CUPS demonstrates excellent generalization on the OOD dataset MOTS (PQ 67.8 vs. U2Seg 50.7), showing that motion and depth priors provide more robust transferability compared to pure visual cues.
The gap to supervised methods is reduced from 43.9 PQ (with U2Seg) to 34.5, representing an approximate 20% reduction.

Highlights & Insights¶

Depth-guided resolution-adaptive inference is an elegant design. Using depth as a "resolution router," it automatically utilizes low-resolution global features for nearby elements and high-resolution local features for distant elements, bypassing the resolution bottleneck of SSL features without introducing extra parameters.
Systematically introducing Gestalt principles to unsupervised segmentation provides an inspiring perspective. By aligning motion with common fate and depth with spatial proximity/similarity, the ensemble of these cues can be generalized to other unsupervised scene understanding tasks.
The ensemble-filtering strategy is straightforward yet highly effective. Filtering random algorithm runs using consistency scores can be transferred to any perceptual modules incorporating random initializations.

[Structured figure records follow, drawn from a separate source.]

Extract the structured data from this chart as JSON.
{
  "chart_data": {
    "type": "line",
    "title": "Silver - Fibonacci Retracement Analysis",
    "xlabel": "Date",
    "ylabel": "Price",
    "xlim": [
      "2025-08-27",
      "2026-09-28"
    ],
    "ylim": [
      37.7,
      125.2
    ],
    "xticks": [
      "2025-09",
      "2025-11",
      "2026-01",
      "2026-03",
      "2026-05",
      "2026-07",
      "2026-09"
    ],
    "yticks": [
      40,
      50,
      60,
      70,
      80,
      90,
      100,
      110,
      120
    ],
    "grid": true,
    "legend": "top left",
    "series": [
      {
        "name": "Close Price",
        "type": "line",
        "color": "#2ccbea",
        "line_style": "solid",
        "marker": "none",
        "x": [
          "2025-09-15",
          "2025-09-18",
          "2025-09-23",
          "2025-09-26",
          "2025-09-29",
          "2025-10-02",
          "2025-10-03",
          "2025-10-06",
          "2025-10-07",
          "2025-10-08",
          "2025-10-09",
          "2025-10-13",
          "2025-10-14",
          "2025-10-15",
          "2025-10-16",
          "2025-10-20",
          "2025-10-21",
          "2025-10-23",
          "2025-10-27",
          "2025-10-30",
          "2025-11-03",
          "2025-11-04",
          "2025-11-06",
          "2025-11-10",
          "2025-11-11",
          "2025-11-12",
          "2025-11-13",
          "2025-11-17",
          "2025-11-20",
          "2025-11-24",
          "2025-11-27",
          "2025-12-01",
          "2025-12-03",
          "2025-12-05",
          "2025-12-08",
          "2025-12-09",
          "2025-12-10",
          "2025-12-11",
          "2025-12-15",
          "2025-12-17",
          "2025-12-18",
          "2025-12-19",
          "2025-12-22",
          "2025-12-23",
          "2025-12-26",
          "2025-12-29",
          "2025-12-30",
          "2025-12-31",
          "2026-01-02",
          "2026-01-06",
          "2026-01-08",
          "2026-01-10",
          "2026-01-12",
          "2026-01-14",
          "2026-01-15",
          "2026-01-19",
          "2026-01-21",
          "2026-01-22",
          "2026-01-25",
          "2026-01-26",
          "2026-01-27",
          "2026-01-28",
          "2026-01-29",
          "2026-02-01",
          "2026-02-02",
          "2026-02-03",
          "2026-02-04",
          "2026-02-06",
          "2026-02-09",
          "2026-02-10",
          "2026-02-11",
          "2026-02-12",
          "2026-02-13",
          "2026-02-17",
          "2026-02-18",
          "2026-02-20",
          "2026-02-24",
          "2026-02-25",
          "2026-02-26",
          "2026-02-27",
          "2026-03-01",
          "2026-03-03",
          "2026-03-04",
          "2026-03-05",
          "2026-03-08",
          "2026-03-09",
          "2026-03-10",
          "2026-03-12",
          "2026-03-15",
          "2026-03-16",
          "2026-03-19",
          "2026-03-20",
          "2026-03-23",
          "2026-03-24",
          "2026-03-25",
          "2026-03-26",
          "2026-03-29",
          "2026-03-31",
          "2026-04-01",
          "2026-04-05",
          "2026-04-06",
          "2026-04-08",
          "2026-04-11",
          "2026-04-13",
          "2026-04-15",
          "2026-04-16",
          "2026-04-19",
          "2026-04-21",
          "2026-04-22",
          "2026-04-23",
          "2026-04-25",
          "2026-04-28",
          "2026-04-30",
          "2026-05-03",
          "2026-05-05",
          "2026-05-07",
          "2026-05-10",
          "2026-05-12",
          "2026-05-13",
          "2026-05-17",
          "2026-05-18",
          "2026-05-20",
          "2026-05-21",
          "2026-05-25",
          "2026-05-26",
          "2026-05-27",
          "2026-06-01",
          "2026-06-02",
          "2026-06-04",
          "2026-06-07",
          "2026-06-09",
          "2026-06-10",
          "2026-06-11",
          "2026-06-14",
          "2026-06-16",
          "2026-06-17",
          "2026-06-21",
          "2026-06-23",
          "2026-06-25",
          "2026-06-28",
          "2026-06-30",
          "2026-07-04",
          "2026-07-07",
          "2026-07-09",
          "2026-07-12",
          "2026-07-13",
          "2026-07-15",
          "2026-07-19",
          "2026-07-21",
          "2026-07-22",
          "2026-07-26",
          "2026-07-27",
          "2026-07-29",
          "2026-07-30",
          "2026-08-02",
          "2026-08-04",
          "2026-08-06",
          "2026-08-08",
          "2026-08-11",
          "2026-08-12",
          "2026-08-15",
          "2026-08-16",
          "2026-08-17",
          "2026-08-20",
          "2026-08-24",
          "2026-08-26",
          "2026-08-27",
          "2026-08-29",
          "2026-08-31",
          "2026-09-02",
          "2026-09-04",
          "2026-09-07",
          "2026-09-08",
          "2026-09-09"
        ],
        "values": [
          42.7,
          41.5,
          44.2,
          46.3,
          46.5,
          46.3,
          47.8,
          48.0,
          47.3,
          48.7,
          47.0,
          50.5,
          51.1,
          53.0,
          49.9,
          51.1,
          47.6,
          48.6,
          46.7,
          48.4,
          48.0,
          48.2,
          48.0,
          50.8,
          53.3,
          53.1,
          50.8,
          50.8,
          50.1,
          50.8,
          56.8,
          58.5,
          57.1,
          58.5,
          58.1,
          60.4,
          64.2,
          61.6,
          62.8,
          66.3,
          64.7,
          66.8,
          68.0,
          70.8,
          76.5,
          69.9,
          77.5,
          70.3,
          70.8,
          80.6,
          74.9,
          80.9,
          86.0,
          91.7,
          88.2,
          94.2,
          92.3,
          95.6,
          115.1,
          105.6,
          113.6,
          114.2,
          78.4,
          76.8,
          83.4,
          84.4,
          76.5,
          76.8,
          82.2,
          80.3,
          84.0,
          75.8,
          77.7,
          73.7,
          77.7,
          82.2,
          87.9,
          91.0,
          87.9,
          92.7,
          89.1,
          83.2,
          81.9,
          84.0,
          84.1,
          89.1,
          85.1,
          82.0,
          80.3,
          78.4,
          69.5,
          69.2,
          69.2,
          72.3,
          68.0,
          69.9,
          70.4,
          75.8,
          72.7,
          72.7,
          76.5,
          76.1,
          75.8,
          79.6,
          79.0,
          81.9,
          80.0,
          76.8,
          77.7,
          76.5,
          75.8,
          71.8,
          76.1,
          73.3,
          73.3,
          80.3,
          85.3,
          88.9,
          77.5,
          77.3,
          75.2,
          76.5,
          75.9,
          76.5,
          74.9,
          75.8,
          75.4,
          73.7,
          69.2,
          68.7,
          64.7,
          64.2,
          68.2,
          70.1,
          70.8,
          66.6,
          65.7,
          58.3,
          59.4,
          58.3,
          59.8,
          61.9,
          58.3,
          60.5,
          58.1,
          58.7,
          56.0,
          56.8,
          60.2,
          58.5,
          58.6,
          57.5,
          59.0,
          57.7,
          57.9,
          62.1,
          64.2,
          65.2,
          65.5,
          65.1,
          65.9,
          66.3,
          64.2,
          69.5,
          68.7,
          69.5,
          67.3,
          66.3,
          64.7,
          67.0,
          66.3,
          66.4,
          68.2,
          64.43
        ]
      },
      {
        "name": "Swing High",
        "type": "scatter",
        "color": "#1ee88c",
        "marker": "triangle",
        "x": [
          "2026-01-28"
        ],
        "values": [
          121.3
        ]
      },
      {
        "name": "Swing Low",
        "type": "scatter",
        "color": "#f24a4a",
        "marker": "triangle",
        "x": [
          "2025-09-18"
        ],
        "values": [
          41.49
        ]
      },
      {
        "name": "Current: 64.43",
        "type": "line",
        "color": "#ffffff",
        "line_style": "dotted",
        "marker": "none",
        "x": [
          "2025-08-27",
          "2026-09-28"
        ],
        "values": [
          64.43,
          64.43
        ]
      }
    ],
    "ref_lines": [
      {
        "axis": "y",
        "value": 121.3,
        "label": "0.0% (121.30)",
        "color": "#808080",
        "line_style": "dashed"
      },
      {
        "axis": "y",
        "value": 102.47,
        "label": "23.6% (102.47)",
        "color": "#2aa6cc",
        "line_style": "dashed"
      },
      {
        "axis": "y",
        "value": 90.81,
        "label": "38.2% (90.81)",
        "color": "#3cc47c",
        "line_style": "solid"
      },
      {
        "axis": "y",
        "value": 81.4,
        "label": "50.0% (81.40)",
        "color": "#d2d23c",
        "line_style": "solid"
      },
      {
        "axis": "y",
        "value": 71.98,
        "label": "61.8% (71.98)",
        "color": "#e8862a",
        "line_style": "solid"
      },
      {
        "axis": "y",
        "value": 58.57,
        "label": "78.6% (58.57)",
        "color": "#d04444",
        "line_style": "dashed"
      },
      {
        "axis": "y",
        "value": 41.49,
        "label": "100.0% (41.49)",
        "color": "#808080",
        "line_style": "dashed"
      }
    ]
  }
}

Limitations & Future Work¶

Dependence on stereo video data for pseudo-label generation limits its application scenarios—monocular video or static image datasets cannot deploy this method directly.
Motion cues only help discover "moving" objects; static "things" (e.g., parked cars) still rely on bootstrapping and self-training for discovery, offering limited coverage.
The choice of 27 pseudo-categories is an empirical hyperparameter that needs tuning when transferring to other datasets.
Future Directions: Integrating monocular depth estimation (e.g., DepthAnything) and video optical flow to alleviate the dependency on stereo videos; utilizing foundation models (e.g., SAM, DINOv2) to further enhance pseudo-label quality.

vs. U2Seg: U2Seg relies on CutLER's MaskCut for instance masks and STEGO for semantics, both of which assume object-centric, low-resolution inputs and fail on scene-centric data. CUPS bypasses these limits by leveraging motion and depth, proving physical cues are more robust than pure visual cues for scene understanding.
vs. CutLER/MaskCut: MaskCut achieves only 6.5% precision on scene-focused images (as Normalized Cut focuses on semantic regions rather than distinct instances in complex scenes), whereas CUPS's motion segmentation achieves 59.6%—a 9-fold improvement.
vs. DepthG: CUPS's semantic module builds on DepthG but introduces depth-guided multi-resolution inference, improving mIoU from 23.1% to 26.8% on Cityscapes.

Rating¶

Novelty: ⭐⭐⭐⭐ First to systematically utilize motion and depth cues for unsupervised panoptic segmentation, representing a significant paradigm breakthrough.
Experimental Thoroughness: ⭐⭐⭐⭐⭐ Highly comprehensive, covering evaluations on six datasets, cross-domain generalization, sub-task evaluations, and ablation studies.
Writing Quality: ⭐⭐⭐⭐ Exceptionally logical, with tight coherence from motivation to methodology and experimentation.
Value: ⭐⭐⭐⭐ Pushes unsupervised panoptic segmentation towards real-world usability, particularly for autonomous driving scenarios.